Vice President Joe Biden on Sunday said that's he's "absolutely comfortable" with married same-sex couples being granted the same rights as heterosexual pairs.

"I am absolutely comfortable with the fact that men marrying men, women marrying women, and heterosexual men and women marrying another are entitled to the same exact rights, all the civil rights, all the civil liberties," he told NBC's David Gregory on "Meet the Press." "And quite frankly, I don't see much of a distinction beyond that."

President Barack Obama has said his position on same sex marriage is "evolving," and he supported civil unions but opposed marriage for gay couples during the 2008 campaign. Biden noted  Sunday that the "president sets the policy" and that he did not know if the administration would formally come out in favor of same-sex marriage in the president's second term should he be re-elected.

But the vice president said that attitudes about gay marriage in America are changing in favor of greater tolerance for loving homosexual partners.

On Meet the Press today, the vice president discussed the administration's position in the same-sex marriage debate.

"The good news is that as more and more Americans become to understand what this is all about is a simple proposition," he said. "Who do you love?  Who do you love?  And will you be loyal to the person you love?  And that's what people are finding out is what -- what all marriages, at their root, are about."

An aide pointed to the administration's efforts to challenge the Defense of Marriage Act and said that the vice president's comments only reiterated Obama's past support for "committed and loving same-sex couples."

"The vice president was saying what the president has said previously -- that committed and loving same-sex couples deserve the same rights and protections enjoyed by all Americans, and that we oppose any effort to roll back those rights," the aide said. "That's why we stopped defending the constitutionality of Section 3 of the Defense of Marriage Act in legal challenges and support legislation to repeal it.  Beyond that, the vice president was expressing that he too is evolving on the issue, after meeting so many committed couples and families in this country."

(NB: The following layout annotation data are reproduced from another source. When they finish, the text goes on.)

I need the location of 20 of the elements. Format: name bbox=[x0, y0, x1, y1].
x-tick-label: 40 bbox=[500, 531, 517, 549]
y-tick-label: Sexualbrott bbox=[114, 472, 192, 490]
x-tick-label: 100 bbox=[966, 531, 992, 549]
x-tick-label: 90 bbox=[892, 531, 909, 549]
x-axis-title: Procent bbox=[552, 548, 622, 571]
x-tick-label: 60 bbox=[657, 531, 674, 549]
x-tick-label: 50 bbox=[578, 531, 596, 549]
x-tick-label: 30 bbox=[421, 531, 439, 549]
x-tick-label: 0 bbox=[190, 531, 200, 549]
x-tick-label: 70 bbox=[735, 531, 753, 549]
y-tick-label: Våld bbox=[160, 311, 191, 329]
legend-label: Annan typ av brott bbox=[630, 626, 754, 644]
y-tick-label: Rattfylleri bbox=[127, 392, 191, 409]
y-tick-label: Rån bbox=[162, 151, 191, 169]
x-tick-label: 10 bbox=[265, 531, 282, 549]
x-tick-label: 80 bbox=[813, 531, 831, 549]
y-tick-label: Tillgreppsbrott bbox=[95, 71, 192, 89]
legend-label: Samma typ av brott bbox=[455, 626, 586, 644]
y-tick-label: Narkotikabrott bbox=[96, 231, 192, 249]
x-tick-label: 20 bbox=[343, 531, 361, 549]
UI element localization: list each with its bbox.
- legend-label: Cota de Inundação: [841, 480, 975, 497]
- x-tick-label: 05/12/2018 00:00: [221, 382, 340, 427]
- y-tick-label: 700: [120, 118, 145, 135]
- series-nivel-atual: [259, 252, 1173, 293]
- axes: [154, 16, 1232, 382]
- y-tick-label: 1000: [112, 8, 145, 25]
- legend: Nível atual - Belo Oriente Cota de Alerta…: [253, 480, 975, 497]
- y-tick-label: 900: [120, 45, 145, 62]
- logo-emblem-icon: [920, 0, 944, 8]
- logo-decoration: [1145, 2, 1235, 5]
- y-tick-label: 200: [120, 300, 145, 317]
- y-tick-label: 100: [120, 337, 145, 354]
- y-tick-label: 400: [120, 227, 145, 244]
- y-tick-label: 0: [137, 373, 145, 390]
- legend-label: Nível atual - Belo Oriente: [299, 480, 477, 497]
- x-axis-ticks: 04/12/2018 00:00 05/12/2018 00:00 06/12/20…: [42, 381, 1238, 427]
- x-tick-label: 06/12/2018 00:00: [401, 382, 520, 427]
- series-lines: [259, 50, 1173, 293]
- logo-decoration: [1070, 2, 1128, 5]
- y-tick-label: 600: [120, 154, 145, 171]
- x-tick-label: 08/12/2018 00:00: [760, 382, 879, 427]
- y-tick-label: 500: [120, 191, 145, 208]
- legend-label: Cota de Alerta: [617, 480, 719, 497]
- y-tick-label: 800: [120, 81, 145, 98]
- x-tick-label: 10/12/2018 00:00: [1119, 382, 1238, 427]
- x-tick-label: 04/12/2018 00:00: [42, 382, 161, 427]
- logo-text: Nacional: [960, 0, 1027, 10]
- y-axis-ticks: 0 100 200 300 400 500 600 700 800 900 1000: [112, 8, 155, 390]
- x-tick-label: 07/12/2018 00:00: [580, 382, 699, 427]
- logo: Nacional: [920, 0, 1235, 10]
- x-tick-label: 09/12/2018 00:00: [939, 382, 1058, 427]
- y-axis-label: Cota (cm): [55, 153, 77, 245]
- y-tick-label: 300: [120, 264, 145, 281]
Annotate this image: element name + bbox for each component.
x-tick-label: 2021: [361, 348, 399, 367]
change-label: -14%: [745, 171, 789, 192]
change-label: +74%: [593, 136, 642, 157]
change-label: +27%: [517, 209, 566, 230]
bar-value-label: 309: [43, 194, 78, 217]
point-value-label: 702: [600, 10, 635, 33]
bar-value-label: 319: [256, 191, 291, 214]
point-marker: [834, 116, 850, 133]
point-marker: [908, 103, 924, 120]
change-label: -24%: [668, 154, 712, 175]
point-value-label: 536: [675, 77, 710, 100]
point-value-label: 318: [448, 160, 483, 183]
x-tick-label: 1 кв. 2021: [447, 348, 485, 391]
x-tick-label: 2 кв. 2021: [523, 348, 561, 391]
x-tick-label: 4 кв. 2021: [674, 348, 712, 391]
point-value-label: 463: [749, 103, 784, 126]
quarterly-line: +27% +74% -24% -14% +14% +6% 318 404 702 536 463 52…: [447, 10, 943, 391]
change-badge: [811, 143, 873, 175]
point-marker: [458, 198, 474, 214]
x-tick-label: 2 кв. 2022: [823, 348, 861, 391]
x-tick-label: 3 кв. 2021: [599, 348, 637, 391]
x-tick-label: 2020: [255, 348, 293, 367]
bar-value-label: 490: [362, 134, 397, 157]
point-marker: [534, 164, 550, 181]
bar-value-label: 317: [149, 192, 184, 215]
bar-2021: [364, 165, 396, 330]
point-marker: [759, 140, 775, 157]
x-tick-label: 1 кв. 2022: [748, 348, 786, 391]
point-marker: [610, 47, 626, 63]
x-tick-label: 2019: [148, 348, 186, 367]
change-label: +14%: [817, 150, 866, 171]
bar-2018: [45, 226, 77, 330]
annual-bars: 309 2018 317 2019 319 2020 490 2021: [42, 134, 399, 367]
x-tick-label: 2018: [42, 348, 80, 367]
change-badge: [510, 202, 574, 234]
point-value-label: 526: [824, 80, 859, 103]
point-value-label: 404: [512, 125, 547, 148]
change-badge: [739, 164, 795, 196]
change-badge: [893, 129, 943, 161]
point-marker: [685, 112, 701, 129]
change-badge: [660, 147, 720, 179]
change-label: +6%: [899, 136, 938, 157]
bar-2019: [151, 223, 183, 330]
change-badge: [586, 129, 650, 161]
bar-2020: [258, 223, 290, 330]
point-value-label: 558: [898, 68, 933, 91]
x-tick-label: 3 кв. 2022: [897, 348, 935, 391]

Section 3 is the section defines marriage for federal purposes as between one man and one woman.

Biden, who twice ran for president before accepting the job of Obama's second-in-command, pushed back on persistent speculation that he could be replaced on the 2012 ticket by Secretary of State Hillary Clinton. "There's no way out.  I mean, they've already printed Obama-Biden!" he said.

And he quipped Sunday that he and one-time rival Clinton may run on a joint ticket in 2016.

"I think we may run as a team," he said, quickly noting that he was joking.

"I don't know whether I'm gonna run," he added. "And Hillary doesn't know whether she's gonna run."

Human Rights Campaign, an advocacy group for gay, lesbian, bisexual and transgender rights, said it was encouraged by Biden's comments. Biden "rightly articulated that loving and committed gay and lesbian couples should be treated equally," President Joe Solmonese said in a statement. "Now is the time for President Obama to speak out for full marriage equality for same-sex couples."